Benign Prostatic Hyperplasia (BPH)
Administration of doxazosin tablets to patients with symptomatic BPH resulted in a statistically significant improvement in maximum urinary flow rate [see Clinical Studies (14.1)].
Effect on Normotensive Patients with Benign Prostatic Hyperplasia (BPH)
Although blockade of alpha1 adrenoceptors also lowers blood pressure in hypertensive patients with increased peripheral vascular resistance, doxazosin tablets treatment of normotensive men with BPH did not result in a clinically significant blood pressure lowering effect (Table 4). The proportion of normotensive patients with a sitting systolic blood pressure less than 90 mmHg and/or diastolic blood pressure less than 60 mmHg at any time during treatment with doxazosin tablets 1 mg to 8 mg once daily was 6.7% with doxazosin and not significantly different (statistically) from that with placebo (5%).
Hypertension
Administration of doxazosin tablets results in a reduction in systemic vascular resistance. In patients with hypertension, there is little change in cardiac output. Maximum reductions in blood pressure usually occur 2 to 6 hours after dosing and are associated with a small increase in standing heart rate. Like other alpha1-adrenergic blocking agents, doxazosin has a greater effect on blood pressure and heart rate in the standing position.
Absorption
After oral administration of therapeutic doses, peak plasma levels of doxazosin tablets occur at about 2 to 3 hours. Bioavailability is approximately 65%, reflecting first-pass metabolism of doxazosin by the liver. The effect of food on the pharmacokinetics of doxazosin tablets was examined in a crossover study with twelve hypertensive subjects. Reductions of 18% in mean maximum plasma concentration (Cmax) and 12% in the area under the concentration-time curve (AUC) occurred when doxazosin tablets were administered with food. Neither of these differences is clinically significant.
In a crossover study in 24 normotensive subjects, the pharmacokinetics and safety of doxazosin were shown to be similar with morning and evening dosing regimens. The AUC after morning dosing was, however, 11% less than that after evening dosing and the time to peak concentration after evening dosing occurred significantly later than that after morning dosing (5.6 versus 3.5 hours).
Distribution
At the plasma concentrations achieved by therapeutic doses, approximately 98% of the circulating drug is bound to plasma proteins.
Metabolism
Doxazosin tablets are extensively metabolized in the liver, mainly by O-demethylation of the quinazoline nucleus or hydroxylation of the benzodioxan moiety. In vitro studies suggest that the primary pathway for elimination is via CYP3A4; however, CYP2D6 and CYP2C9 metabolic pathways are also involved to a lesser extent. Although several active metabolites of doxazosin have been identified, the pharmacokinetics of these metabolites have not been characterized.
Excretion
Plasma elimination of doxazosin is biphasic, with a terminal elimination half-life of about 22 hours. Steady-state studies in hypertensive patients given doxazosin doses of 2 mg to 16 mg once daily showed linear kinetics and dose proportionality. In two studies, following the administration of 2 mg orally once daily, the mean accumulation ratios (steady-state AUC versus first-dose AUC) were 1.2 and 1.7. Enterohepatic recycling is suggested by secondary peaking of plasma doxazosin concentrations.
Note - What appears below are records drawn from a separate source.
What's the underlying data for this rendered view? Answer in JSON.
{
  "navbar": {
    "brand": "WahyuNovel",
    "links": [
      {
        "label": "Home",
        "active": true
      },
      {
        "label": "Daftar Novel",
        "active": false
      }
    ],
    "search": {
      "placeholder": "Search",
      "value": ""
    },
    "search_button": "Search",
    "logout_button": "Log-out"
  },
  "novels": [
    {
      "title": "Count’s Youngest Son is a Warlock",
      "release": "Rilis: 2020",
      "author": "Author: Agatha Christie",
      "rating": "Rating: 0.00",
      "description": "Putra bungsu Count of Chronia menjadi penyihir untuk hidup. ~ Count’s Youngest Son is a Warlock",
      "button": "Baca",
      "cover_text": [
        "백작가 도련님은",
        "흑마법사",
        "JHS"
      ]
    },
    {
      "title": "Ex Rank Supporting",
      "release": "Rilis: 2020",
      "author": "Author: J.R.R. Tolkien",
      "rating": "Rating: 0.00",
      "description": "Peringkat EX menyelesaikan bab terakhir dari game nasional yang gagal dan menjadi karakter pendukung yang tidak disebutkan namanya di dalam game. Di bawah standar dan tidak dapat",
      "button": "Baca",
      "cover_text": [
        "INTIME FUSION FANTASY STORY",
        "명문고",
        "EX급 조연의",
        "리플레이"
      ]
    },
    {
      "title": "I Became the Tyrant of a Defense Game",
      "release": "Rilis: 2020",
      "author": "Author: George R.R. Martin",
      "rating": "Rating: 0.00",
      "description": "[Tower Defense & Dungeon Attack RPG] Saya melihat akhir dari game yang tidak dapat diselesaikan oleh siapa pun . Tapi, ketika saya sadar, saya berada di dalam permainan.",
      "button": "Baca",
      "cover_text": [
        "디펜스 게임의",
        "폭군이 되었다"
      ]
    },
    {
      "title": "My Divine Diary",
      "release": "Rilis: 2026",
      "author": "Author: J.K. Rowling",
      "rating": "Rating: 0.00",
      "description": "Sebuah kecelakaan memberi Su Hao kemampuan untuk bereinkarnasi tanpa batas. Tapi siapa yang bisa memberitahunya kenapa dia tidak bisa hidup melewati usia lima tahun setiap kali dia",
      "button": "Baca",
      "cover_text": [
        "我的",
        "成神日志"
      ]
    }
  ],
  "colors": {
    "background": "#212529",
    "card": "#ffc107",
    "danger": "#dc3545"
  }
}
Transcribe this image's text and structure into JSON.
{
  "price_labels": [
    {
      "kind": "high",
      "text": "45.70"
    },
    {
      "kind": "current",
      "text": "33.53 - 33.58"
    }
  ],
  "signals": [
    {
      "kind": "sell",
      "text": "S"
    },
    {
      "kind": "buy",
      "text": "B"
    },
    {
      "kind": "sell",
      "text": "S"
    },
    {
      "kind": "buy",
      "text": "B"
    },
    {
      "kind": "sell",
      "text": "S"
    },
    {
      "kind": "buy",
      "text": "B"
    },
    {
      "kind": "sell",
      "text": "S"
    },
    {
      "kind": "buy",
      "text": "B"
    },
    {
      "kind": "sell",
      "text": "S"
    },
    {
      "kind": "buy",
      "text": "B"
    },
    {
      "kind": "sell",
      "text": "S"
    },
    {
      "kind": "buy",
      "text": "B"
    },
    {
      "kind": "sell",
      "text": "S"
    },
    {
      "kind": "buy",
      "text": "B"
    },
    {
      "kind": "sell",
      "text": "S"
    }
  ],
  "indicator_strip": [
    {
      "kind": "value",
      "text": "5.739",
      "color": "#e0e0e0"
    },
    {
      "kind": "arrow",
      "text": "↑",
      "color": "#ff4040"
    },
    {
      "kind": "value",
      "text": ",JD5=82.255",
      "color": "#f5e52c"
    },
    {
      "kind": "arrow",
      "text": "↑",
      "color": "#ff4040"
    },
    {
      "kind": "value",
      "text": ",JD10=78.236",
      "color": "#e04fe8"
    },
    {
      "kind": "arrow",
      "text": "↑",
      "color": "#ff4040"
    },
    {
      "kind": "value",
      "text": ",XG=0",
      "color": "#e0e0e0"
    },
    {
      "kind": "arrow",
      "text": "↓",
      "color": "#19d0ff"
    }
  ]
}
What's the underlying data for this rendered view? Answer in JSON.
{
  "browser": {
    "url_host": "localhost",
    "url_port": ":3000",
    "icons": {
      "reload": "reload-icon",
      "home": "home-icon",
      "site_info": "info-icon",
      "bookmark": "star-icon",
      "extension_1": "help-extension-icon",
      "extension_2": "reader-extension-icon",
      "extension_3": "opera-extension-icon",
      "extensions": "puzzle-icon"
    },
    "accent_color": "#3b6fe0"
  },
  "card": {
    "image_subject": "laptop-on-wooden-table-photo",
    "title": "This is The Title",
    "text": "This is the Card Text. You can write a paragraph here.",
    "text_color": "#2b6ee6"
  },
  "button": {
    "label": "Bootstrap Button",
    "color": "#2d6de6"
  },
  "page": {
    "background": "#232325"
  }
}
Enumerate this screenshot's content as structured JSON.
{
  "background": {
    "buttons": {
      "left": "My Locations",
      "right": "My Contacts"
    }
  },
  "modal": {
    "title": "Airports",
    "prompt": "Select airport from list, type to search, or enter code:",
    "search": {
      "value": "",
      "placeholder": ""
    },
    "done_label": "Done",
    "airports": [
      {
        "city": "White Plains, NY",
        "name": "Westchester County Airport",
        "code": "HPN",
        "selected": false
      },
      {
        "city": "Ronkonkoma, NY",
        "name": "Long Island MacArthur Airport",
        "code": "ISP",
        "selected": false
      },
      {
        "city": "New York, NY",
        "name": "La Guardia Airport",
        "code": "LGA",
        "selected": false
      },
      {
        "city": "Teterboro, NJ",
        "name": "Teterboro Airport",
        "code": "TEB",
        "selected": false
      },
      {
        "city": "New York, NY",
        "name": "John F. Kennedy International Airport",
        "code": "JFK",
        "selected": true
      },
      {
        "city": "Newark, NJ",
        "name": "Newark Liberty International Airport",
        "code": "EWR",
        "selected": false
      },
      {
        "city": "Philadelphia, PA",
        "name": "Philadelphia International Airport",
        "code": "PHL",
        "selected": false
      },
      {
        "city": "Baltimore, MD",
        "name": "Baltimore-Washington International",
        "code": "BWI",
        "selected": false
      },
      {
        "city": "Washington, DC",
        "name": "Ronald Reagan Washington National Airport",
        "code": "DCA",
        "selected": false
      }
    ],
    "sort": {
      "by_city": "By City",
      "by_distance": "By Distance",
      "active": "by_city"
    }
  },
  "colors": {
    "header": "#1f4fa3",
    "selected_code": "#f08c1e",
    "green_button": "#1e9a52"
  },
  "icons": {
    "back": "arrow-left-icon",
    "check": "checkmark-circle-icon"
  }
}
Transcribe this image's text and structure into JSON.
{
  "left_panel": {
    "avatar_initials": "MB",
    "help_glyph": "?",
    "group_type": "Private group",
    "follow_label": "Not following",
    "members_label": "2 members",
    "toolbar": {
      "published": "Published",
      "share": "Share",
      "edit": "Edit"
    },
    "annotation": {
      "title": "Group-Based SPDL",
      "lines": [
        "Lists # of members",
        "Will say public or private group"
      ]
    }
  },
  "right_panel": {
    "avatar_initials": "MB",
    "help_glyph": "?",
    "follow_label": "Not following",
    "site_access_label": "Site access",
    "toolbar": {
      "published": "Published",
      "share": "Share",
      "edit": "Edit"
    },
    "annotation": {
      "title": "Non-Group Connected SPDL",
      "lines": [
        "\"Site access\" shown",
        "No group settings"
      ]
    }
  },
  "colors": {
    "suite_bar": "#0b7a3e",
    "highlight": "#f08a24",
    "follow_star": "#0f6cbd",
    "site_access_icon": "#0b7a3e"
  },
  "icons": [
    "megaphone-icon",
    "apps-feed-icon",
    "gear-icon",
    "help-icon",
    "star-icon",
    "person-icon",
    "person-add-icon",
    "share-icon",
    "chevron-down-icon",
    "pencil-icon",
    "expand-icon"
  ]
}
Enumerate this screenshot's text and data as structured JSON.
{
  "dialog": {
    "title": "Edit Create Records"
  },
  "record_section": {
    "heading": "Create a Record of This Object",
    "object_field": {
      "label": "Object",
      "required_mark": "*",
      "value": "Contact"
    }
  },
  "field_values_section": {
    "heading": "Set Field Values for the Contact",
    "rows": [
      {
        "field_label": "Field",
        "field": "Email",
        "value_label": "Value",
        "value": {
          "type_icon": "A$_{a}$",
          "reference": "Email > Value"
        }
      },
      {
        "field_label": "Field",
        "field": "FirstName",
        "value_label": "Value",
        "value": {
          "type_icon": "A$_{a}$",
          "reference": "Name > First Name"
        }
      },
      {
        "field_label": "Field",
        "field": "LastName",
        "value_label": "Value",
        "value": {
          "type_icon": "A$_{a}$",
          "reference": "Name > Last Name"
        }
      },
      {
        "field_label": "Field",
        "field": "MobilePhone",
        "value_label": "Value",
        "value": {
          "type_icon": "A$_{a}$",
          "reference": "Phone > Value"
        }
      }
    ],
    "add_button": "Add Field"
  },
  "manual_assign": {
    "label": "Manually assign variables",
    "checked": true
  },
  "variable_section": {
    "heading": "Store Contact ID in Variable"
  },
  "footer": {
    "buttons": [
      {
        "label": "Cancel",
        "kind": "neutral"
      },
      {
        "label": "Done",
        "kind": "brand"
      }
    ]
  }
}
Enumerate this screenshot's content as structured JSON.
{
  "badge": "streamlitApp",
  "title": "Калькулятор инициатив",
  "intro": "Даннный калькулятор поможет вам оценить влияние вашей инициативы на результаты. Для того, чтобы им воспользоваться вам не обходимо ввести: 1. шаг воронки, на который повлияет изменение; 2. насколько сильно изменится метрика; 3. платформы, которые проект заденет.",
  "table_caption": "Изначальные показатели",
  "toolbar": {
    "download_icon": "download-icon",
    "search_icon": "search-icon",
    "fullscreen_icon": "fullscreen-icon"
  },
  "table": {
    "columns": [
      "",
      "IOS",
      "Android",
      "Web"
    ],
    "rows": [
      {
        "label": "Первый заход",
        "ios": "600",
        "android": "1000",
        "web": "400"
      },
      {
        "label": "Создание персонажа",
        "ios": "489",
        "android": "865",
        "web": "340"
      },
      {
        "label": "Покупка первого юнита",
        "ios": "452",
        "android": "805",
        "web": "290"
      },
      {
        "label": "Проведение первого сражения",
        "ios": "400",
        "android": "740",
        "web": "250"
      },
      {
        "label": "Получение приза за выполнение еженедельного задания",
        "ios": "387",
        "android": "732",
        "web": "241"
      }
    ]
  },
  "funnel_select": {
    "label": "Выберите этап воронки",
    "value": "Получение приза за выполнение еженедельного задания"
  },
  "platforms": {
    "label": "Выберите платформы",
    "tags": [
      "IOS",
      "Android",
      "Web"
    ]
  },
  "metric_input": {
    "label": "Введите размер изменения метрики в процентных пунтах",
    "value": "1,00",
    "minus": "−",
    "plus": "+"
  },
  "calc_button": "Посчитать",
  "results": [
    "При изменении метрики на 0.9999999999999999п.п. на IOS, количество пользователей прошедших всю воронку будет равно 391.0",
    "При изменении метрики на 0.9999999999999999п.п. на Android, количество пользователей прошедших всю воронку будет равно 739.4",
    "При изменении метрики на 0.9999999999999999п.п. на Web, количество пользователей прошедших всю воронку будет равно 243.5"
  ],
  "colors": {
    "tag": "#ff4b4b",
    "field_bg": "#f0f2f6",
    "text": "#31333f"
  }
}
In a study of two subjects administered radiolabelled doxazosin 2 mg orally and 1 mg intravenously on two separate occasions, approximately 63% of the dose was eliminated in the feces and 9% of the dose was found in the urine. On average only 4.8% of the dose was excreted as unchanged drug in the feces and only a trace of the total radioactivity in the urine was attributed to unchanged drug.
Specific Populations
Geriatric
The pharmacokinetics of doxazosin tablets in young (< 65 years) and elderly (≥ 65 years) subjects were similar for plasma half-life values and oral clearance.
Renal Impairment
Pharmacokinetic studies in elderly patients and patients with renal impairment have shown no significant alterations compared to younger patients with normal renal function.
Hepatic Impairment
Administration of a single 2 mg dose to patients with cirrhosis (Child-Pugh Class A) showed a 40% increase in exposure to doxazosin. The impact of moderate (Child-Pugh Class B) or severe (Child-Pugh Class C) hepatic impairment on the pharmacokinetics of doxazosin is not known [see Use in Specific Populations (8.6)].
Drug Interactions
There are only limited data on the effects of drugs known to influence the hepatic metabolism of doxazosin (e.g., cimetidine).
Cimetidine
In healthy volunteers, the administration of a single 1 mg dose of doxazosin on day 1 of a four-day regimen of oral cimetidine (400 mg twice daily) resulted in a 10% increase in mean AUC of doxazosin, and a slight but not significant increase in mean Cmax and mean half-life of doxazosin. In vitro data in human plasma indicate that doxazosin tablets have no effect on protein binding of digoxin, warfarin, phenytoin, or indomethacin.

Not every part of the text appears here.